Quel que soit le fabricant de l’outil, il devait être très compétent. Ce n’est pas pour rien que si peu d’outils en os ont été retrouvés par les archéologues. Outre le fait qu’il est moins apte à résister à la dégradation du temps, l’os nécessite davantage de savoir-faire pour être façonné en outil que la pierre. L’outilleur doit trouver l’os idéal pour son travail, puis appliquer avec soin les coups et les éclats appropriés pour que l’os ne se brise pas entièrement.
Le biface est fabriqué avec une grande sophistication, comme en témoigne, par exemple, le grand nombre de petits retraits bien contrôlés de la corticale pour former la forme de la hache.
L’écaillage bifacial plus fin a permis d’obtenir un bord relativement droit en vue de côté, ce qui permet une coupe efficace.
Le biface en os porte des traces d’usure, ce qui suggère qu’elle a été utilisée. Le bord est arrondi par endroits près de la pointe, comme les outils en pierre utilisés pour dépecer les animaux.
On ne comprend pas bien pourquoi le fabricant de cet outil choisirait l’os plutôt que la pierre, bien que cette dernière soit disponible en abondance dans la région.

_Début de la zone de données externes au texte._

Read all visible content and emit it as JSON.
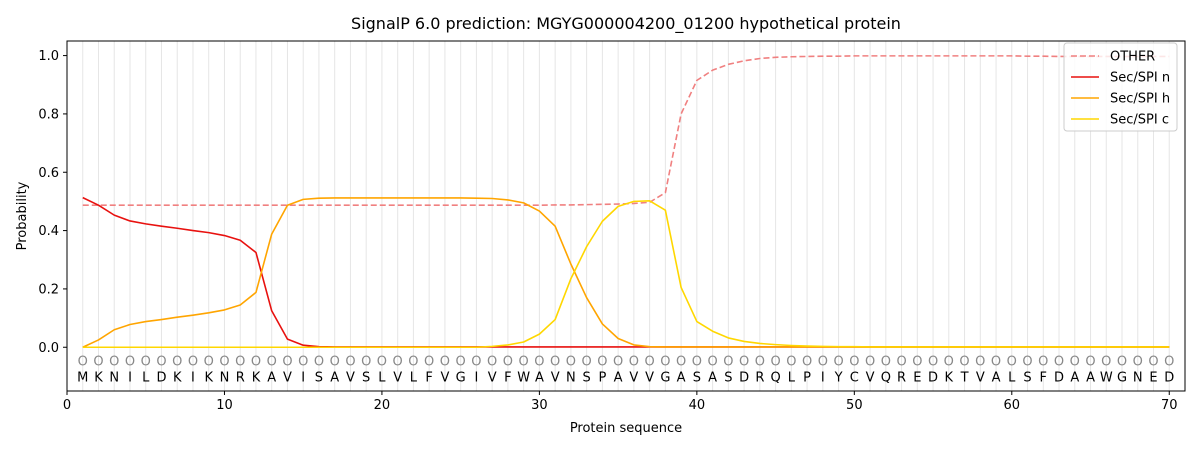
{
  "chart_data": {
    "type": "line",
    "title": "SignalP 6.0 prediction: MGYG000004200_01200 hypothetical protein",
    "xlabel": "Protein sequence",
    "ylabel": "Probability",
    "xlim": [
      0,
      71
    ],
    "ylim": [
      -0.15,
      1.05
    ],
    "x_ticks": [
      0,
      10,
      20,
      30,
      40,
      50,
      60,
      70
    ],
    "y_ticks": [
      0.0,
      0.2,
      0.4,
      0.6,
      0.8,
      1.0
    ],
    "y_tick_labels": [
      "0.0",
      "0.2",
      "0.4",
      "0.6",
      "0.8",
      "1.0"
    ],
    "grid": "vertical lines at each residue",
    "legend_position": "top-right",
    "sequence": [
      "M",
      "K",
      "N",
      "I",
      "L",
      "D",
      "K",
      "I",
      "K",
      "N",
      "R",
      "K",
      "A",
      "V",
      "I",
      "S",
      "A",
      "V",
      "S",
      "L",
      "V",
      "L",
      "F",
      "V",
      "G",
      "I",
      "V",
      "F",
      "W",
      "A",
      "V",
      "N",
      "S",
      "P",
      "A",
      "V",
      "V",
      "G",
      "A",
      "S",
      "A",
      "S",
      "D",
      "R",
      "Q",
      "L",
      "P",
      "I",
      "Y",
      "C",
      "V",
      "Q",
      "R",
      "E",
      "D",
      "K",
      "T",
      "V",
      "A",
      "L",
      "S",
      "F",
      "D",
      "A",
      "A",
      "W",
      "G",
      "N",
      "E",
      "D"
    ],
    "region_labels": [
      "O",
      "O",
      "O",
      "O",
      "O",
      "O",
      "O",
      "O",
      "O",
      "O",
      "O",
      "O",
      "O",
      "O",
      "O",
      "O",
      "O",
      "O",
      "O",
      "O",
      "O",
      "O",
      "O",
      "O",
      "O",
      "O",
      "O",
      "O",
      "O",
      "O",
      "O",
      "O",
      "O",
      "O",
      "O",
      "O",
      "O",
      "O",
      "O",
      "O",
      "O",
      "O",
      "O",
      "O",
      "O",
      "O",
      "O",
      "O",
      "O",
      "O",
      "O",
      "O",
      "O",
      "O",
      "O",
      "O",
      "O",
      "O",
      "O",
      "O",
      "O",
      "O",
      "O",
      "O",
      "O",
      "O",
      "O",
      "O",
      "O",
      "O"
    ],
    "series": [
      {
        "name": "OTHER",
        "color": "#f08080",
        "dashed": true,
        "values": [
          0.487,
          0.487,
          0.487,
          0.487,
          0.487,
          0.487,
          0.487,
          0.487,
          0.487,
          0.487,
          0.487,
          0.487,
          0.487,
          0.487,
          0.487,
          0.487,
          0.487,
          0.487,
          0.487,
          0.487,
          0.487,
          0.487,
          0.487,
          0.487,
          0.487,
          0.487,
          0.487,
          0.487,
          0.487,
          0.487,
          0.488,
          0.488,
          0.489,
          0.49,
          0.491,
          0.493,
          0.497,
          0.53,
          0.8,
          0.915,
          0.95,
          0.97,
          0.982,
          0.99,
          0.994,
          0.996,
          0.997,
          0.998,
          0.998,
          0.999,
          0.999,
          0.999,
          0.999,
          0.999,
          0.999,
          0.999,
          0.999,
          0.999,
          0.999,
          0.999,
          0.998,
          0.998,
          0.997,
          0.997,
          0.997,
          0.997,
          0.997,
          0.997,
          0.997,
          0.997
        ]
      },
      {
        "name": "Sec/SPI n",
        "color": "#e8110f",
        "dashed": false,
        "values": [
          0.513,
          0.487,
          0.453,
          0.433,
          0.423,
          0.415,
          0.408,
          0.4,
          0.393,
          0.383,
          0.367,
          0.325,
          0.125,
          0.028,
          0.007,
          0.002,
          0.001,
          0.001,
          0.001,
          0.001,
          0.001,
          0.001,
          0.001,
          0.001,
          0.001,
          0.001,
          0.001,
          0.001,
          0.001,
          0.001,
          0.001,
          0.001,
          0.001,
          0.001,
          0.001,
          0.001,
          0.001,
          0.001,
          0.001,
          0.001,
          0.001,
          0.001,
          0.001,
          0.001,
          0.001,
          0.001,
          0.001,
          0.001,
          0.001,
          0.001,
          0.001,
          0.001,
          0.001,
          0.001,
          0.001,
          0.001,
          0.001,
          0.001,
          0.001,
          0.001,
          0.001,
          0.001,
          0.001,
          0.001,
          0.001,
          0.001,
          0.001,
          0.001,
          0.001,
          0.001
        ]
      },
      {
        "name": "Sec/SPI h",
        "color": "#ffa500",
        "dashed": false,
        "values": [
          0.0,
          0.025,
          0.06,
          0.078,
          0.088,
          0.095,
          0.103,
          0.11,
          0.118,
          0.128,
          0.145,
          0.188,
          0.388,
          0.487,
          0.507,
          0.511,
          0.512,
          0.512,
          0.512,
          0.512,
          0.512,
          0.512,
          0.512,
          0.512,
          0.512,
          0.511,
          0.51,
          0.505,
          0.495,
          0.467,
          0.415,
          0.285,
          0.17,
          0.08,
          0.03,
          0.008,
          0.002,
          0.001,
          0.001,
          0.001,
          0.001,
          0.001,
          0.001,
          0.001,
          0.001,
          0.001,
          0.001,
          0.001,
          0.001,
          0.001,
          0.001,
          0.001,
          0.001,
          0.001,
          0.001,
          0.001,
          0.001,
          0.001,
          0.001,
          0.001,
          0.001,
          0.001,
          0.001,
          0.001,
          0.001,
          0.001,
          0.001,
          0.001,
          0.001,
          0.001
        ]
      },
      {
        "name": "Sec/SPI c",
        "color": "#ffd700",
        "dashed": false,
        "values": [
          0.0,
          0.0,
          0.0,
          0.0,
          0.0,
          0.0,
          0.0,
          0.0,
          0.0,
          0.0,
          0.0,
          0.0,
          0.0,
          0.0,
          0.0,
          0.0,
          0.0,
          0.0,
          0.0,
          0.0,
          0.0,
          0.0,
          0.0,
          0.0,
          0.0,
          0.0,
          0.003,
          0.008,
          0.018,
          0.045,
          0.095,
          0.235,
          0.345,
          0.432,
          0.483,
          0.5,
          0.502,
          0.47,
          0.205,
          0.088,
          0.055,
          0.032,
          0.02,
          0.013,
          0.009,
          0.006,
          0.004,
          0.003,
          0.002,
          0.002,
          0.001,
          0.001,
          0.001,
          0.001,
          0.001,
          0.001,
          0.001,
          0.001,
          0.001,
          0.001,
          0.001,
          0.001,
          0.001,
          0.001,
          0.001,
          0.001,
          0.001,
          0.001,
          0.001,
          0.001
        ]
      }
    ]
  }
}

Néanmoins, on peut se féliciter qu’un tel artefact ait résisté à l’épreuve du temps, mettant en évidence l’intelligence de l’H. erectus, qui pourrait très bien être un ancêtre direct de notre espèce.
Toujours selon les chercheurs :
La découverte du biface en os de Konso, finement fabriquée, il y a 1,4 million d’années, montre que le perfectionnement de la technologie de débitage au début de l’époque acheuléenne impliquait à la fois la pierre et l’os et fournit une preuve supplémentaire de la sophistication technologique et comportementale de l’Homo erectus africain à l’époque de l’acheuléen.
L’étude publiée dans The Proceedings of the National Academy of Sciences : A 1.4-million-year-old bone handaxe from Konso, Ethiopia, shows advanced tool technology in the early Acheulean.